Family pressure and political views often factor into the family dynamics surrounding gender and sexuality.
"I try to develop an understanding of what the teen is thinking and experiencing, gauge where the parent is at in terms of their awareness and acceptance of the teen, and understand the family dynamic so that I can offer education and resources that might help," says Dr. Sass. "Even parents who are really accepting often go through a period of mourning for the identity they'd assumed for their child. There are some great community organizations who can work with parents and teens on these issues."
"Parents often will bring a kid in and say, 'Oh, she's fatigued all the time. Can you check her thyroid?'" says Dr. Sass. "I say, 'Let's see what else is going on.'"
Often, the problem is that kids are overscheduled: They have school, athletics, clubs, maybe even a part-time job. Teens still need about eight to 10 hours of sleep per night — and if the demands of their schedule are keeping them up late and getting them up early, they're not getting enough. Teens can become chronically sleep deprived, which affects their physical and emotional health, and can lead to burnout.
That can be tough for parents to come to terms with, says Dr. Sass, because many parents see academics, athletics and other extracurriculars as critical to their kids' future success.
"When you have a teen who's successful, parents sometimes see that as a marker of their potential," says Dr. Sass. "But for teens just as much as for younger kids, education is more about the process of learning than the grades."

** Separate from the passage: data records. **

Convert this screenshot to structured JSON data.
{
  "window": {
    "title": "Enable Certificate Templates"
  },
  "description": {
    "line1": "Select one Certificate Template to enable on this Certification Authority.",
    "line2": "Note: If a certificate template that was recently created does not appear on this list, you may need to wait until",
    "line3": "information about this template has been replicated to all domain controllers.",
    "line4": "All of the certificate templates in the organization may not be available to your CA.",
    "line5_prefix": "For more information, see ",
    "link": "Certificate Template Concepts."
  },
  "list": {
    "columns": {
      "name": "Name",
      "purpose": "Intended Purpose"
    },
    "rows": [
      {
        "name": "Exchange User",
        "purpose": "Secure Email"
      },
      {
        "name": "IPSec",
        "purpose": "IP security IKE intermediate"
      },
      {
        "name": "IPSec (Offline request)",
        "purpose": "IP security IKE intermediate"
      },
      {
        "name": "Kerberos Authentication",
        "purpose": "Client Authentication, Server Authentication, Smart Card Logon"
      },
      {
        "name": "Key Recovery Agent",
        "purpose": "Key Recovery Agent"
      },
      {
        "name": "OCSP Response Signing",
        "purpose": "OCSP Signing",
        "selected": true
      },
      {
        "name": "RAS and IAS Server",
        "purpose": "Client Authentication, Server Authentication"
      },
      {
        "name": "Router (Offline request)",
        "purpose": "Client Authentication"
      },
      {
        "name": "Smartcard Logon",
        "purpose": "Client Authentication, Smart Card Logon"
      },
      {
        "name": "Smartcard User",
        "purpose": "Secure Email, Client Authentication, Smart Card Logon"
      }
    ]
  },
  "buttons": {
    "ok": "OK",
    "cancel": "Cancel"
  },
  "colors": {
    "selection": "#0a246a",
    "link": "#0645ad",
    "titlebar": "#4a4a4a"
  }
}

Teens are becoming adults, but in many ways, they're still kids. They're growing and changing, and though they're testing their independence and developing their own views, they still look to their parents as guides to the world.
"Kids typically can't take the initiative to change their schedule," says Dr. Sass. "They need a parent to sit down and really look at their academic loads and extracurriculars and determine if scaling back might be the best way to go — and if so, to have the confidence to make that change."
When teens bring up their concerns, says Dr. Sass, parents are often quick to try to fix them. The unintended consequence: "Teens sometimes feel blown off."
Instead, she says, "Have a listening ear and give them space to describe. Ask broad, open-ended questions. Fight the urge to offer opinions or advice. Honestly, teens like to tell you about their lives. You give them an opportunity, you can't shut them up."
Dr. Sass's go-to conversation starter: "Tell me more about that."